FuriosaAI, a start-up with offices in Santa Clara, California and Seoul, Korea, emerged from stealth to introduce its new AI accelerator, RNGD, designed to enhance the performance and efficiency of large language model (LLM) and multimodal model inference in data centers. The RNGD chip features a novel architecture, advanced memory technology such as HBM3, and a thermal design power (TDP) of 150 watts, aiming to address the industry’s challenges in achieving high performance, power efficiency, and programmability in a single product.
At Hot Chips 2024, FuriosaAI said its RNGD chip, fabricated by TSMC, underwent rapid development, with silicon samples received in May and the first industry-standard Llama 3.1 models running by early June. FuriosaAI has begun delivering early access units to customers and is now focused on refining the software stack as they prepare for full production. The chip, expected to be available in data centers by early 2025, has shown promising initial performance, with further improvements anticipated through software enhancements.

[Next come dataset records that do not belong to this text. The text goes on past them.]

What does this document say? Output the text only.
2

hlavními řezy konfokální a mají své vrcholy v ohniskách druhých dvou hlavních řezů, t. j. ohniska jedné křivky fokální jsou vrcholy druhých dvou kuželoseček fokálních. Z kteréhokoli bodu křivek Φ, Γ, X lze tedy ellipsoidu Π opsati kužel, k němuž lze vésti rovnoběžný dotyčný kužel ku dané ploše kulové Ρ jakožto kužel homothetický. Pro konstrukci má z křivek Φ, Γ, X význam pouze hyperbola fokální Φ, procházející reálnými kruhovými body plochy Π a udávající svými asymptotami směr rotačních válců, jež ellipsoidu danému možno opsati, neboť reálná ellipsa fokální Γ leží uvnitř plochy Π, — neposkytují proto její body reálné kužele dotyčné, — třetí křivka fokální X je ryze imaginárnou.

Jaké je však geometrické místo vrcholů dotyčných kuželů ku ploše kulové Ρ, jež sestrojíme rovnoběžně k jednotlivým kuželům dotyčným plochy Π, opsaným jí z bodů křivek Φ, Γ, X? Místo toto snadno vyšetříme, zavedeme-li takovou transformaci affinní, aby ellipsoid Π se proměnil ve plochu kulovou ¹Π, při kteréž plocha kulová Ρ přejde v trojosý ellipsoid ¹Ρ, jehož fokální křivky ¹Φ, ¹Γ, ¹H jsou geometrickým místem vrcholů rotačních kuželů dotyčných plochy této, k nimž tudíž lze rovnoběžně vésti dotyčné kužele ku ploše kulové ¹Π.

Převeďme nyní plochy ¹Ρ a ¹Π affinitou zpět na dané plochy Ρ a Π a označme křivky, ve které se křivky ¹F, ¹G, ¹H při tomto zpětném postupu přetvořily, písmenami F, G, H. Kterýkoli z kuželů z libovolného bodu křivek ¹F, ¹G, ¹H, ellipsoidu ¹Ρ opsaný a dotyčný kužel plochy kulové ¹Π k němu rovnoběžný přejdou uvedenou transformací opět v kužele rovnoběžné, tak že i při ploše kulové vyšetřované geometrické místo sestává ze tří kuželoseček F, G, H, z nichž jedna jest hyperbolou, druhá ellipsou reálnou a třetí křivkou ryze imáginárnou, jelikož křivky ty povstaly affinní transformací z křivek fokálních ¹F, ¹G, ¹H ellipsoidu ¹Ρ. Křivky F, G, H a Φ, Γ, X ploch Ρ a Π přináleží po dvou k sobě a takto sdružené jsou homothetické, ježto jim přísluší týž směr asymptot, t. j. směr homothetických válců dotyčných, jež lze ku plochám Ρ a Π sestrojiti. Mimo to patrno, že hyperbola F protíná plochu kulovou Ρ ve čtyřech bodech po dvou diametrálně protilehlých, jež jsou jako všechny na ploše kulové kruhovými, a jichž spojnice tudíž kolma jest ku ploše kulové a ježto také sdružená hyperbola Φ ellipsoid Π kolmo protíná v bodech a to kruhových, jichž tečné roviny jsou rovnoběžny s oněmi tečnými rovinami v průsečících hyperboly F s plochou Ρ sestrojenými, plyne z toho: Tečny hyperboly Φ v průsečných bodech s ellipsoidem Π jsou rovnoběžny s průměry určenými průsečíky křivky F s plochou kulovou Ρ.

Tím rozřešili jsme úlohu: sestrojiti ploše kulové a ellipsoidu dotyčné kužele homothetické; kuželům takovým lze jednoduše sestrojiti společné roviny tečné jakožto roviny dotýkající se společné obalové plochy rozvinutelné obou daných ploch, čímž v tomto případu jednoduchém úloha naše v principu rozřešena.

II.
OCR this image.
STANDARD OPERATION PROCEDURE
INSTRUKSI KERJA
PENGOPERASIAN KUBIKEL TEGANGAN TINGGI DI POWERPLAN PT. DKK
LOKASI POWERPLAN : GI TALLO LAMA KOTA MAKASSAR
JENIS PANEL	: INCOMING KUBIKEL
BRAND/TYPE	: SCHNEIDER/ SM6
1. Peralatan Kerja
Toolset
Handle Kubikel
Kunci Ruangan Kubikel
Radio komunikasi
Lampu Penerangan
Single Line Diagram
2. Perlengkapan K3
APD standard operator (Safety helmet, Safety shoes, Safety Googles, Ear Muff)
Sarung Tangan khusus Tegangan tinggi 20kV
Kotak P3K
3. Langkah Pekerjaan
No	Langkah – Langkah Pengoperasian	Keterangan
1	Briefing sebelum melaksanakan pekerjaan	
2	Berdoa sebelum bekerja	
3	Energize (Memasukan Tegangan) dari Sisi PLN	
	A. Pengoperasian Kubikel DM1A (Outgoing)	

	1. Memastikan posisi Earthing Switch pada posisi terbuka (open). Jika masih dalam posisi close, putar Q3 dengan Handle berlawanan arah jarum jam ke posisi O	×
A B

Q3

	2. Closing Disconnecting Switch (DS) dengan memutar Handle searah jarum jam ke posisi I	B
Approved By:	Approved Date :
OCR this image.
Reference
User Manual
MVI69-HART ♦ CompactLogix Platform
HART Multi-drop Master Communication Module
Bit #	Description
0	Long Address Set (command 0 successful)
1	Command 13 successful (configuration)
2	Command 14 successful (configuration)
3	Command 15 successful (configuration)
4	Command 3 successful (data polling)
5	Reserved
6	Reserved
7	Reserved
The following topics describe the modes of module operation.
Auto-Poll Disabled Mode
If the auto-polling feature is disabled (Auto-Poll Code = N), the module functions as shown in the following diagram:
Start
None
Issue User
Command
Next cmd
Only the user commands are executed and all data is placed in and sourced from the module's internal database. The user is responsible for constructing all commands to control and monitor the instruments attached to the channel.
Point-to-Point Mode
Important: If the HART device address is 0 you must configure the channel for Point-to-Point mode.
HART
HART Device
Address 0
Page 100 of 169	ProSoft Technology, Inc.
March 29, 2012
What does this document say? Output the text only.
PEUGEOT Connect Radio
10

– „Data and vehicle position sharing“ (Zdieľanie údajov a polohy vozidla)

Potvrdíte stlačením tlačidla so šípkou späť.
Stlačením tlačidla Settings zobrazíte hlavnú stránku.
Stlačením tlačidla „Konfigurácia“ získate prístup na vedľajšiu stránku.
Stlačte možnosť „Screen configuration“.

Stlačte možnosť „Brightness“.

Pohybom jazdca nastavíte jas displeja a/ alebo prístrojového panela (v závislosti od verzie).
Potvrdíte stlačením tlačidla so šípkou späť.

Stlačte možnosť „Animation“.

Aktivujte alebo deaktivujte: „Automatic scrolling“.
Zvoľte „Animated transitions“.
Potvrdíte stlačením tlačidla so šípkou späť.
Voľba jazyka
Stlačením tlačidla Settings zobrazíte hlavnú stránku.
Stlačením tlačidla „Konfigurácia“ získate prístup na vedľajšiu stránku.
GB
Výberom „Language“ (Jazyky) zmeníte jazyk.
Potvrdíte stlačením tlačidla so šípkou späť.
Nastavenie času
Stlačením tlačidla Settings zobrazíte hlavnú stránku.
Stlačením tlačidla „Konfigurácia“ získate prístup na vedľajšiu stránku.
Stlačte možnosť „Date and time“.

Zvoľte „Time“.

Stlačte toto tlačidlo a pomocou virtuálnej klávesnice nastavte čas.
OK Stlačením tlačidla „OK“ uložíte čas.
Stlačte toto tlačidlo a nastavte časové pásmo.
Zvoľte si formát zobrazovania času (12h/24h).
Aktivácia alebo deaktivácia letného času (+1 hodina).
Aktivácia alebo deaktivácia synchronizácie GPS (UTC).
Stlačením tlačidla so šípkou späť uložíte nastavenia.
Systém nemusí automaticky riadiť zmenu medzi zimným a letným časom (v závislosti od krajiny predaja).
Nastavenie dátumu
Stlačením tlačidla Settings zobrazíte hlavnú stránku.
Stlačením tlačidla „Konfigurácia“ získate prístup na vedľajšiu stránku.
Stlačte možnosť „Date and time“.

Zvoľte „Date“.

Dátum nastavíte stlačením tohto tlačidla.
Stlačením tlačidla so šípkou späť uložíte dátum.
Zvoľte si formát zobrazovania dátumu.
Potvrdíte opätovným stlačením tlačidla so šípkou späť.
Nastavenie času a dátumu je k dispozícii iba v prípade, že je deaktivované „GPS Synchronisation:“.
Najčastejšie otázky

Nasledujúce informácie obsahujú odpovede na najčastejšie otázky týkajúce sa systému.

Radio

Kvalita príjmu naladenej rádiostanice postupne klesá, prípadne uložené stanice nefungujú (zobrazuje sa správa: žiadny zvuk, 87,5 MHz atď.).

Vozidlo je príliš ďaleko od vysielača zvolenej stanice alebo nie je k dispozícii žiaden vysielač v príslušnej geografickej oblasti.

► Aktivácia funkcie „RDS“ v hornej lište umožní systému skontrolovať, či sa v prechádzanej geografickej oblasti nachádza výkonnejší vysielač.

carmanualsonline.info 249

• RNGD Chip Specifications:
• TDP: 150 watts.
• Memory Technology: Utilizes HBM3 for high-bandwidth data handling.
• Performance: Initial tests show 12 queries per second on the GPT-J 6B model, with expected improvements.
• Architecture: Features a novel design optimized for LLM and multimodal model inference.
• Development Timeline:
• First Silicon: Delivered by TSMC in May 2024.
• Initial Testing: Running Llama 3.1 models by early June 2024.
• Early Access: Began delivering units to customers in July 2024.
• Full Availability: Targeted for early 2025.
“Our priority now is refining our software stack as we ramp up RNGD production,” said June Paik, co-founder and CEO of FuriosaAI. “We’re eager to hear what the AI community thinks of RNGD as we work to make the chip widely available.”